Trois mères attendent anxieusement aux urgences de l’hôpital des nouvelles de leurs enfants adolescents mystérieusement tombés malades dans leur école à Londres. Tout oppose ces femmes : culture, classe sociale. Mais les frontières entre elles vont au fil de cette longue attente s’effondrer, les forçant à remettre en question leurs propres relations et leurs croyances.
Derrière le synopsis de cette pièce de théâtre, intitulée “Spiked” et jouée du lundi 16 avril au samedi 28 avril au Pleasance Theatre à Islington, se cache une Française : Félicité du Jeu. La comédienne, connue entre autres pour son rôle dans la série “Section de recherches” sur TF1, a décidé de mettre au second plan sa carrière d’actrice pour se consacrer à l’écriture théâtrale. “A mon retour en Angleterre en 1998 (la quadragénaire est franco-britannique, NDLR), j’avais fait beaucoup de traduction de textes pour des théâtres. Et puis, un jour, je me suis dit : “pourquoi je n’écrirais pas moi-même une pièce ?”. J’avais envie d’essayer autre chose”, confie Félicité du Jeu.
Elle reprend alors des études et s’inscrit à un master d’écriture théâtrale. L’idée de sa future pièce, elle l’a dans un coin de sa tête depuis des années. “J’ai toujours été intéressée par le théâtre social”. Très marquée par le système éducatif anglais, la comédienne veut écrire sur le sujet. “J’ai été élevée en France, pendant la période socialiste. Je suis fière de la France pour son éducation juste et pour tous. En Angleterre, ce n’est pas la même chose. Il y a un grand écart social d’une école à l’autre, entre le privé et le public, on apprend pas la même chose d’un établissement à un autre, contrairement à la France où les élèves ont tous le même bagage”.
Il existe à Londres ce qui s’appelle la “school gate ségrégation”. A l’école publique, trois groupes sociaux se côtoient sans jamais communiquer entre eux. “Il y a la middle class, la working class et l'”ethnic minority”. Chacun des groupes évoluent parallèlement. Les enfants parlent entre eux, mais pas les mères”. C’est de cette “ségrégation” sociale, dont voulait parler Félicité du Jeu. “Je me demandais comment créer le lien, un pont pour réunir ces mères de cultures diverses, mais qui au fond ont tant de choses en commun et les mêmes ambitions pour leurs enfants”.

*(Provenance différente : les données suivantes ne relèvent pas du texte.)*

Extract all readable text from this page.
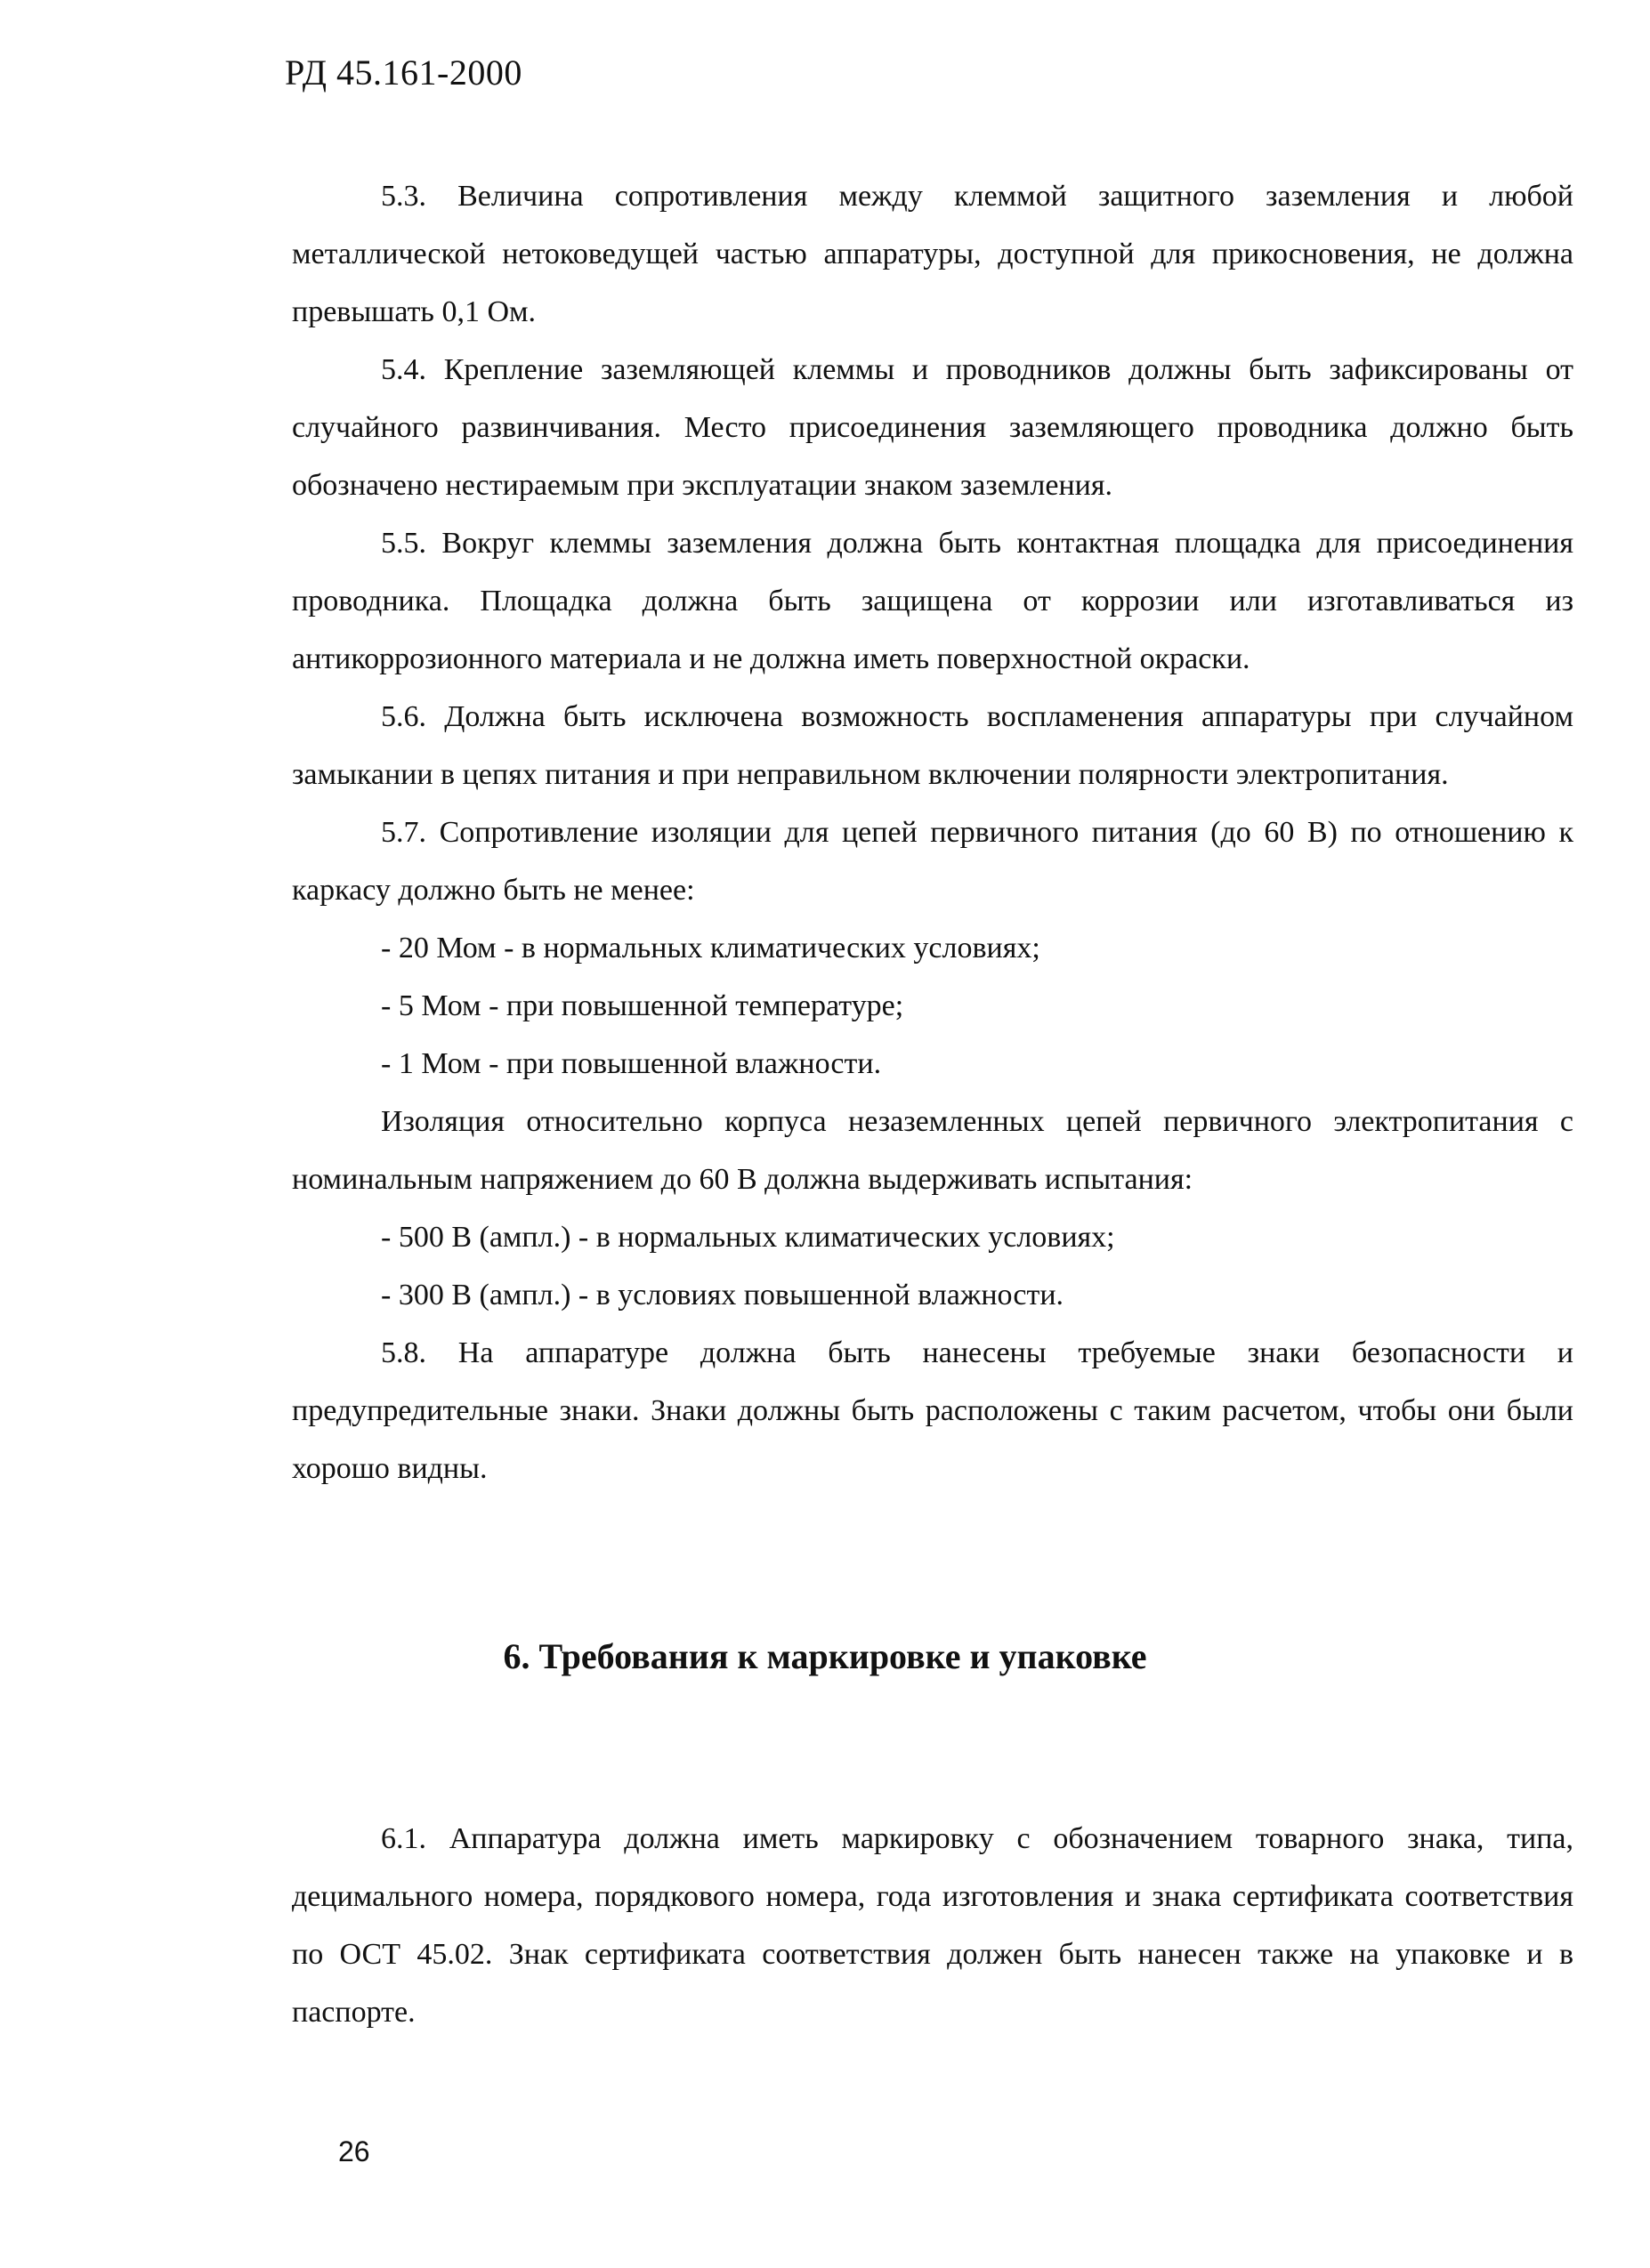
РД 45.161-2000

5.3. Величина сопротивления между клеммой защитного заземления и любой металлической нетоковедущей частью аппаратуры, доступной для прикосновения, не должна превышать 0,1 Ом.

5.4. Крепление заземляющей клеммы и проводников должны быть зафиксированы от случайного развинчивания. Место присоединения заземляющего проводника должно быть обозначено нестираемым при эксплуатации знаком заземления.

5.5. Вокруг клеммы заземления должна быть контактная площадка для присоединения проводника. Площадка должна быть защищена от коррозии или изготавливаться из антикоррозионного материала и не должна иметь поверхностной окраски.

5.6. Должна быть исключена возможность воспламенения аппаратуры при случайном замыкании в цепях питания и при неправильном включении полярности электропитания.

5.7. Сопротивление изоляции для цепей первичного питания (до 60 В) по отношению к каркасу должно быть не менее:

- 20 Мом - в нормальных климатических условиях;

- 5 Мом - при повышенной температуре;

- 1 Мом - при повышенной влажности.

Изоляция относительно корпуса незаземленных цепей первичного электропитания с номинальным напряжением до 60 В должна выдерживать испытания:

- 500 В (ампл.) - в нормальных климатических условиях;

- 300 В (ампл.) - в условиях повышенной влажности.

5.8. На аппаратуре должна быть нанесены требуемые знаки безопасности и предупредительные знаки. Знаки должны быть расположены с таким расчетом, чтобы они были хорошо видны.

6. Требования к маркировке и упаковке

6.1. Аппаратура должна иметь маркировку с обозначением товарного знака, типа, децимального номера, порядкового номера, года изготовления и знака сертификата соответствия по ОСТ 45.02. Знак сертификата соответствия должен быть нанесен также на упаковке и в паспорте.

26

L’auteure met trois ans à écrire sa pièce, “entre relecture, corrections, ajustements”. Elle a aussi interrogé des mamans, de cultures et de groupes sociaux divers, dans son quartier d’Islington pour “connaître leurs aspirations”. “Invariablement, les réponses sont toujours les mêmes : elles espèrent santé, éducation et bonheur pour leurs enfants. Du coup, avec ce tronc commun, il était possible de parler de ce qui les rapproche plus que de ce qui les différencie”, commente Félicité du Jeu. Soutenue par l’association caritative “Islington Giving” et la Cripplegate Foundation, elle continue à travailler avec la municipalité pour recueillir encore des témoignages et avoir un éventail plus large “pour soutenir ce message”.

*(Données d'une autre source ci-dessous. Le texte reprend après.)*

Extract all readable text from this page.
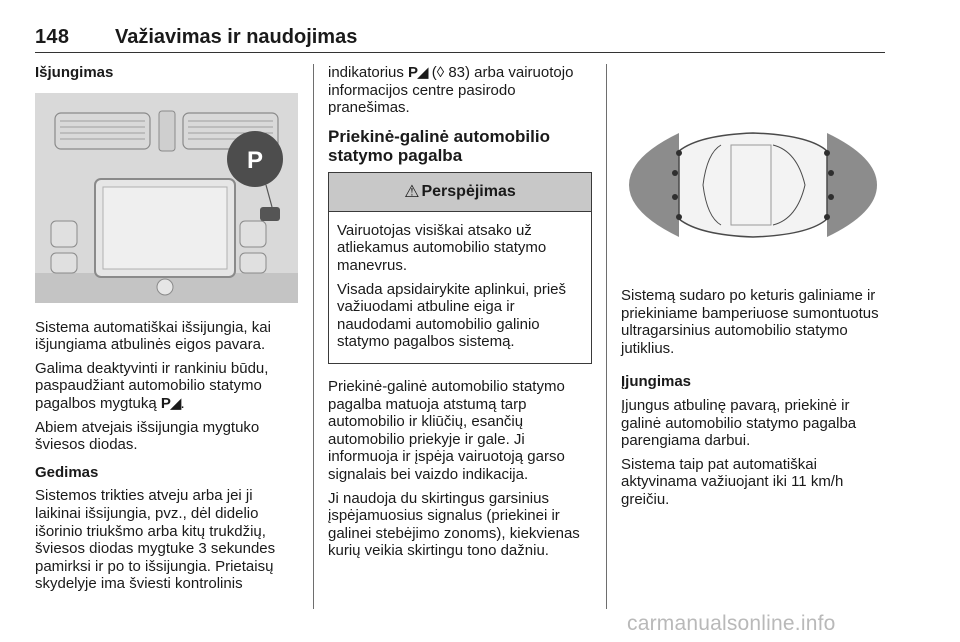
148 Važiavimas ir naudojimas

Išjungimas

P

Sistema automatiškai išsijungia, kai išjungiama atbulinės eigos pavara.

Galima deaktyvinti ir rankiniu būdu, paspaudžiant automobilio statymo pagalbos mygtuką P◢.

Abiem atvejais išsijungia mygtuko šviesos diodas.

Gedimas

Sistemos trikties atveju arba jei ji laikinai išsijungia, pvz., dėl didelio išorinio triukšmo arba kitų trukdžių, šviesos diodas mygtuke 3 sekundes pamirksi ir po to išsijungia. Prietaisų skydelyje ima šviesti kontrolinis

indikatorius P◢ (◊ 83) arba vairuotojo informacijos centre pasirodo pranešimas.

Priekinė-galinė automobilio statymo pagalba

⚠ Perspėjimas

Vairuotojas visiškai atsako už atliekamus automobilio statymo manevrus.

Visada apsidairykite aplinkui, prieš važiuodami atbuline eiga ir naudodami automobilio galinio statymo pagalbos sistemą.

Priekinė-galinė automobilio statymo pagalba matuoja atstumą tarp automobilio ir kliūčių, esančių automobilio priekyje ir gale. Ji informuoja ir įspėja vairuotoją garso signalais bei vaizdo indikacija.

Ji naudoja du skirtingus garsinius įspėjamuosius signalus (priekinei ir galinei stebėjimo zonoms), kiekvienas kurių veikia skirtingu tono dažniu.

Sistemą sudaro po keturis galiniame ir priekiniame bamperiuose sumontuotus ultragarsinius automobilio statymo jutiklius.

Įjungimas

Įjungus atbulinę pavarą, priekinė ir galinė automobilio statymo pagalba parengiama darbui.

Sistema taip pat automatiškai aktyvinama važiuojant iki 11 km/h greičiu.

carmanualsonline.info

Cette pièce a été montée, conçue et sera jouée par des femmes de plus de 35 ans (Charlotte Asprey, Katie Clark, Daniella Dessa), lance Félicité du Jeu. Car c’est un autre combat que mène parallèlement la Française avec sa compagnie de théâtre, Pepperbox. “J’ai constaté au fil de ma carrière, que toute une génération de femmes dans le théâtre ou le cinéma atteignait le creux de vague au même moment, entre 40 et 60 ans. Le travail diminue à partir de ces âges à cause du jeunisme imposé par certains. Ces femmes deviennent alors invisibles”.

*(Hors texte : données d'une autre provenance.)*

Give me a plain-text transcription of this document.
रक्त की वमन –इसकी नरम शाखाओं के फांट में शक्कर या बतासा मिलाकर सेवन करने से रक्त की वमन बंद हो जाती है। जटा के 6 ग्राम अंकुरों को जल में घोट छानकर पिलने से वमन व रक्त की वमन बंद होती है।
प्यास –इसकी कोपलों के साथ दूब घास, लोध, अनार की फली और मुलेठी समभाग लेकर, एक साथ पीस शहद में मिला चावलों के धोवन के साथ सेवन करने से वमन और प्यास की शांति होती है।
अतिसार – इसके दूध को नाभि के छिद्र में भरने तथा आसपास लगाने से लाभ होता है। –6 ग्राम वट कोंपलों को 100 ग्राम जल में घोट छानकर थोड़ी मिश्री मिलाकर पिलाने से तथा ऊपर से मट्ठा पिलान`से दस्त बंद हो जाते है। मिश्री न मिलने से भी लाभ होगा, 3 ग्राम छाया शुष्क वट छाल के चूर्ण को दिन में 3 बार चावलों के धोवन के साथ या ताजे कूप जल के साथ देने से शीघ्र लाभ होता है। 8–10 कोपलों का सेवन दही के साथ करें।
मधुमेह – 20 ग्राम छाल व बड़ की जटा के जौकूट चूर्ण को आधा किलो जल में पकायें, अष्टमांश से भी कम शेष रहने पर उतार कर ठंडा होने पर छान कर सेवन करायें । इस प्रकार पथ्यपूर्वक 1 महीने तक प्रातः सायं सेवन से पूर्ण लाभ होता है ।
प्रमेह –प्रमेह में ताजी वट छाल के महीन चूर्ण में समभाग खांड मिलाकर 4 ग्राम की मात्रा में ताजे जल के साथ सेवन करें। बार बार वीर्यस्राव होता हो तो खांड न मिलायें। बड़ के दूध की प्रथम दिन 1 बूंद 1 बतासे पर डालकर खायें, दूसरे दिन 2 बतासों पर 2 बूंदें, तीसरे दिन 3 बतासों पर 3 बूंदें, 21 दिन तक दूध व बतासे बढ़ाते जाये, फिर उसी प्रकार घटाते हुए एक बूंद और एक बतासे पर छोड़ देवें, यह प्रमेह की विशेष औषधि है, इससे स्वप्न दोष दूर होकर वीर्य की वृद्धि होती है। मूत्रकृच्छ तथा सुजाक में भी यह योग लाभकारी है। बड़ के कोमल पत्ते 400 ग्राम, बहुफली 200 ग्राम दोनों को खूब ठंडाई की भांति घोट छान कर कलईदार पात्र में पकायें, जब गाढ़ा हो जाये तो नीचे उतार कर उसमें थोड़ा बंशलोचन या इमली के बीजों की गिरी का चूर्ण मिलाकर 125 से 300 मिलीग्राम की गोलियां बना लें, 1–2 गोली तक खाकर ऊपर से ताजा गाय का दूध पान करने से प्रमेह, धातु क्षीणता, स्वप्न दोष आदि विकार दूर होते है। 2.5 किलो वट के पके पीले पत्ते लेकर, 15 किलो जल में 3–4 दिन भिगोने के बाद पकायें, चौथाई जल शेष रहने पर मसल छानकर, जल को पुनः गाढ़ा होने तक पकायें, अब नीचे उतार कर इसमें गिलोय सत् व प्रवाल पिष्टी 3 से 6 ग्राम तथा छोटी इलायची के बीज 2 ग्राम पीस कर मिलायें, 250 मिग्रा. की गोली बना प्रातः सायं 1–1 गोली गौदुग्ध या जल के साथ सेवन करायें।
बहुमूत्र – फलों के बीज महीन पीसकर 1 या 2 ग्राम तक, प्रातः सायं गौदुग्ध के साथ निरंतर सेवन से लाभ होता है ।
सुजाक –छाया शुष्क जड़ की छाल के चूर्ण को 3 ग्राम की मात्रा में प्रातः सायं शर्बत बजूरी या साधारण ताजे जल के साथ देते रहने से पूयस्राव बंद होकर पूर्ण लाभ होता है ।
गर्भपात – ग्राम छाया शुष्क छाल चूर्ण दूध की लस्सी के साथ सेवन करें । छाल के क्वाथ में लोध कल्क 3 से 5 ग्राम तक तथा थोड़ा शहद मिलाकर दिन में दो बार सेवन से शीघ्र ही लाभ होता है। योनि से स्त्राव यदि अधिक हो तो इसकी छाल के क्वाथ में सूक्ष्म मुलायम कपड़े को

Félicité du Jeu souhaite donc combattre à son échelle cette discrimination liée à l’âge. “Il y a aussi la représentation de la femme en général dans le monde cinématographique. Par exemple, les femmes représentent la moitié de la population mondiale mais seuls 17% des figurants dans les films sont de la gent féminine. L’image que l’on renvoie alors de la société est déformée”.
A quelques jours de la première, Félicité du Jeu est “excitée”. “Je vis un vrai carrousel d’émotions. Mais je suis heureuse, car à chaque fois que je rencontre des mères de famille et qu’on échange, elles semblent intriguées par la pièce et me disent qu’elles ont vraiment envie de la voir. Cela me rassure, c’est que je n’ai pas dû complètement me tromper”, rit la Française, qui a encore plein d’idées en tête pour la suite. “Je n’exclus pas d’écrire quelque chose en français, mais je vais déjà voir comment cela se passe pour Spiked”.